Se algo nesses anos ficou claro é que nada é inevitável. Como você disse, princípios humanistas não são irreversíveis. O progresso social está sendo desfeito, e a caminhada democrática, asfixiada num porão escondido em alguma portaria no Diário Oficial. Não sou eu quem diz isso. Um dos principais institutos europeus, o V-Dem, na Suécia, nos conta que, entre 2020 e 2022, regredimos trinta anos no avanço democrático no mundo. Hoje, apenas 13% da população mundial vive o privilégio de se beneficiar de forma integral do sonho da democracia. Uma minoria.

A democracia não é um título que penduramos na parede uma vez conquistada. É uma construção diária e dolorida. Hoje, ela está ameaçada. E, junto com ela, o nosso futuro. No Cairo, aquele sonho também foi sepultado. Sempre me pergunto onde estarão hoje aqueles jovens orgulhosos de sua ousadia. Mas prefiro responder a essa tua carta com um otimismo de quem acredita que incendiar as mentes é um imperativo. Se nada é inevitável, minha conclusão é de que o nosso próximo passo também está por ser definido. E o nosso destino nem sequer foi desenhado no mapa. Temos, portanto, a oportunidade de sermos cartógrafos. Todos os dias.

Essa aventura nos exige a humildade de reconhecer que nossa geração tem o dever moral de reconstruir algo novo. De desmontar o ódio, de se recusar a usar as mesmas táticas. Precisamos construir nossas próprias catapultas. Nossas armas para esperançar, e não esperar, não são as de que dispõem aqueles que precisamos enfrentar. A luta é desigual. E, justamente por isso, devemos ser otimistas.

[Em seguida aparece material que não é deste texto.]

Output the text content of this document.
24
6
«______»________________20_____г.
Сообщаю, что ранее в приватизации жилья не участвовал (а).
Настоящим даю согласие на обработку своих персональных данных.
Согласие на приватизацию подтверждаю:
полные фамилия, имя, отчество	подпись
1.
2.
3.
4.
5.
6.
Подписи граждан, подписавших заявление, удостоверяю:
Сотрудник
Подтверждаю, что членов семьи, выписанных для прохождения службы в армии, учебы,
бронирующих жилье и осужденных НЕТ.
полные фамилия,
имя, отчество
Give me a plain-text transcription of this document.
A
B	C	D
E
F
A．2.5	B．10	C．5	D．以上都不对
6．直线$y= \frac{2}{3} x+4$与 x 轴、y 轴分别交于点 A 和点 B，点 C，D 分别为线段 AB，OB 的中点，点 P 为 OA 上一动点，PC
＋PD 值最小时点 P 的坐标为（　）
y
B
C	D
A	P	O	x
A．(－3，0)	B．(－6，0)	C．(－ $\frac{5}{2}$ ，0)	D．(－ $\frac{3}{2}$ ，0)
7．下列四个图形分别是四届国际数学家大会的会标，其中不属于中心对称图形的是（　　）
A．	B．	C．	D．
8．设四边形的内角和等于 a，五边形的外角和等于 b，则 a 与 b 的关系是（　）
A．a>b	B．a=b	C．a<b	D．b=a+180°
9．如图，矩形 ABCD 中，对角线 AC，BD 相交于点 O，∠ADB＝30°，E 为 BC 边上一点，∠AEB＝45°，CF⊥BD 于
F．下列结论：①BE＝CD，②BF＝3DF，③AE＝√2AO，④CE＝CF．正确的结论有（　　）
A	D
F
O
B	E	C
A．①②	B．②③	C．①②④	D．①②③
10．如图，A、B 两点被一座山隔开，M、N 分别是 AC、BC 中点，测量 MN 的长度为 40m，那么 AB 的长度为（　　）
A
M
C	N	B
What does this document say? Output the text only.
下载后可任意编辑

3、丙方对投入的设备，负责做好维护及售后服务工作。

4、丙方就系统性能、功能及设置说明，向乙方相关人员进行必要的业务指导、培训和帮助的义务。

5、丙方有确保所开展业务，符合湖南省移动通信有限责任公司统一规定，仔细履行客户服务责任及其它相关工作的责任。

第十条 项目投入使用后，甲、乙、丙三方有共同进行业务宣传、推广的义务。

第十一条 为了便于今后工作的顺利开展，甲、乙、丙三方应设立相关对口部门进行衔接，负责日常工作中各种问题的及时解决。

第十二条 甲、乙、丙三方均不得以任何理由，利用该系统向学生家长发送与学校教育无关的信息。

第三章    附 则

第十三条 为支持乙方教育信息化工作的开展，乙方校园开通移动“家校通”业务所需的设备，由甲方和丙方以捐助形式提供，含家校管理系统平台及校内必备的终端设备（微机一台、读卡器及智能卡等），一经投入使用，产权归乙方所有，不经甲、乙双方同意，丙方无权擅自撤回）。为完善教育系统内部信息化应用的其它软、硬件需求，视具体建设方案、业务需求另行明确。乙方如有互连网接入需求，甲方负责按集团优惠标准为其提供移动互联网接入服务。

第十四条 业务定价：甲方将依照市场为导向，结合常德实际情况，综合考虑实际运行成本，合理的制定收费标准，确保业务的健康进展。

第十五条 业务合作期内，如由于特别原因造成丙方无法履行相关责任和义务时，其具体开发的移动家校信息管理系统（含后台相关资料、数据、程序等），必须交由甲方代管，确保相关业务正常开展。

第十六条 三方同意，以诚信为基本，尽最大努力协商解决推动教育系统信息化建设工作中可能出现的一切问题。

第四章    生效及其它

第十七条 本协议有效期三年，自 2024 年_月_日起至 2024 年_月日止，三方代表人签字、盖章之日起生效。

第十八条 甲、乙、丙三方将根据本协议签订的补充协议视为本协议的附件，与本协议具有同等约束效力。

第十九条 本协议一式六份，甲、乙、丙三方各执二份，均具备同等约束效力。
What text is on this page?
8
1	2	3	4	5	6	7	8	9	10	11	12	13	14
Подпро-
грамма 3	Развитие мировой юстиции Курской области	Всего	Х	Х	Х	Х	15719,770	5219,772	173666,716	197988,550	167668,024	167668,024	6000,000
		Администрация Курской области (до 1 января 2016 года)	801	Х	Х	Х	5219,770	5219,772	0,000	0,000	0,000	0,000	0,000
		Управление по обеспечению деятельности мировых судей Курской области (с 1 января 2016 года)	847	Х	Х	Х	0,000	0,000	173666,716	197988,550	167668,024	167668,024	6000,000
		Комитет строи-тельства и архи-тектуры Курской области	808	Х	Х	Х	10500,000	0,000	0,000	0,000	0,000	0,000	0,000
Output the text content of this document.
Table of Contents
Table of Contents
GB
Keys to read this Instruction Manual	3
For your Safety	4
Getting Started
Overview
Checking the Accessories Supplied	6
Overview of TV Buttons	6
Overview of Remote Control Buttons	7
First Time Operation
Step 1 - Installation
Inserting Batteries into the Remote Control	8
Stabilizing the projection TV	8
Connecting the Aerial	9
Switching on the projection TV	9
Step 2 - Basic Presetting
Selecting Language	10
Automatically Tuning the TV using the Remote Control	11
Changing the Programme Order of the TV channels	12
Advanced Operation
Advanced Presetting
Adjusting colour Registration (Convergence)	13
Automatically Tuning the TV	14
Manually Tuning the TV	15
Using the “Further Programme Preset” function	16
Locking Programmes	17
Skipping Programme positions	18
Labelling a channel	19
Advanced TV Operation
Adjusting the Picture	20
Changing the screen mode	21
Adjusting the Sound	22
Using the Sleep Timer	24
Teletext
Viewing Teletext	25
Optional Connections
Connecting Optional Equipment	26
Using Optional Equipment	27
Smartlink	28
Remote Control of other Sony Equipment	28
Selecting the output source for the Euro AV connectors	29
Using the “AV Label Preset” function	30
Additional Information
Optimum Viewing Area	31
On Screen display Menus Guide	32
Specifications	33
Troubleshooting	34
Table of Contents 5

Blindar nossa democracia contra a cegueira exige a expansão de direitos para milhões que, uma vez reconhecidos como cidadãos, lutarão de olhos abertos por ela como se lutassem por seus filhos. Pelo seu futuro.

Como sequer vamos saber quando uma democracia deixa de existir, se milhões de pessoas ainda não sabem o que ela é? Como sabemos se ela ainda sobrevive, se para muitos ela nunca chegou? Recrutar, nesse caso, é dar dignidade. Não anularemos o ódio com mais ódio. No fundo, a democracia é uma promessa. A de que o destino está, em parte, em nossas mãos. Que temos uma voz sobre o nosso futuro.

O amanhã não é futuro se ele não for, antes, um presente fincado em uma base sólida de justiça e respeito.

Bora me ajudar a montar nossa catapulta?